Es decir, reglas claras y a largo plazo; autonomía fiscal real que incentive la responsabilidad de cada gobierno regional ante sus ciudadanos; esquemas de solidaridad entre regiones con normas sencillas y transparentes; mecanismos de ajuste no políticos (por ejemplo: que si hay que revisar cada cierto tiempo el fondo de solidaridad, se hace siguiendo un esquema pactado previamente a su puesta en marcha y por personas no involucradas directamente en su aplicación)…

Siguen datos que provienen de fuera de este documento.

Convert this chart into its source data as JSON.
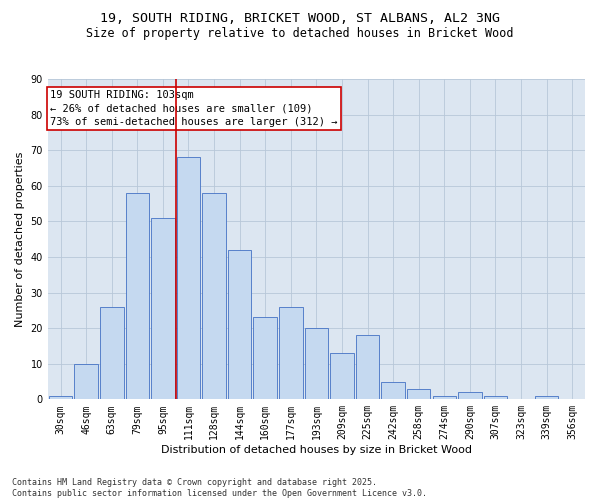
{
  "title_line1": "19, SOUTH RIDING, BRICKET WOOD, ST ALBANS, AL2 3NG",
  "title_line2": "Size of property relative to detached houses in Bricket Wood",
  "xlabel": "Distribution of detached houses by size in Bricket Wood",
  "ylabel": "Number of detached properties",
  "footnote": "Contains HM Land Registry data © Crown copyright and database right 2025.\nContains public sector information licensed under the Open Government Licence v3.0.",
  "annotation_title": "19 SOUTH RIDING: 103sqm",
  "annotation_line2": "← 26% of detached houses are smaller (109)",
  "annotation_line3": "73% of semi-detached houses are larger (312) →",
  "bar_labels": [
    "30sqm",
    "46sqm",
    "63sqm",
    "79sqm",
    "95sqm",
    "111sqm",
    "128sqm",
    "144sqm",
    "160sqm",
    "177sqm",
    "193sqm",
    "209sqm",
    "225sqm",
    "242sqm",
    "258sqm",
    "274sqm",
    "290sqm",
    "307sqm",
    "323sqm",
    "339sqm",
    "356sqm"
  ],
  "bar_values": [
    1,
    10,
    26,
    58,
    51,
    68,
    58,
    42,
    23,
    26,
    20,
    13,
    18,
    5,
    3,
    1,
    2,
    1,
    0,
    1,
    0
  ],
  "bar_color": "#c5d9f0",
  "bar_edge_color": "#4472c4",
  "grid_color": "#b8c7d8",
  "bg_color": "#dce6f1",
  "vline_x_index": 4.5,
  "vline_color": "#cc0000",
  "ylim": [
    0,
    90
  ],
  "yticks": [
    0,
    10,
    20,
    30,
    40,
    50,
    60,
    70,
    80,
    90
  ],
  "annotation_box_color": "#ffffff",
  "annotation_box_edge": "#cc0000",
  "title_fontsize": 9.5,
  "subtitle_fontsize": 8.5,
  "tick_fontsize": 7,
  "ylabel_fontsize": 8,
  "xlabel_fontsize": 8,
  "annotation_fontsize": 7.5,
  "footnote_fontsize": 6
}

Pero, de nuevo, volvemos al comienzo. Para que esto se consiga, los políticos españoles (unos y otros) tienen que asumir que perderían poder en el momento en el que ellos estuvieran en el Gobierno. Por ejemplo, el ministro de Hacienda de turno vería como su cortijo del Consejo Política Fiscal y Financiera pasa a ser un órgano casi irrelevante.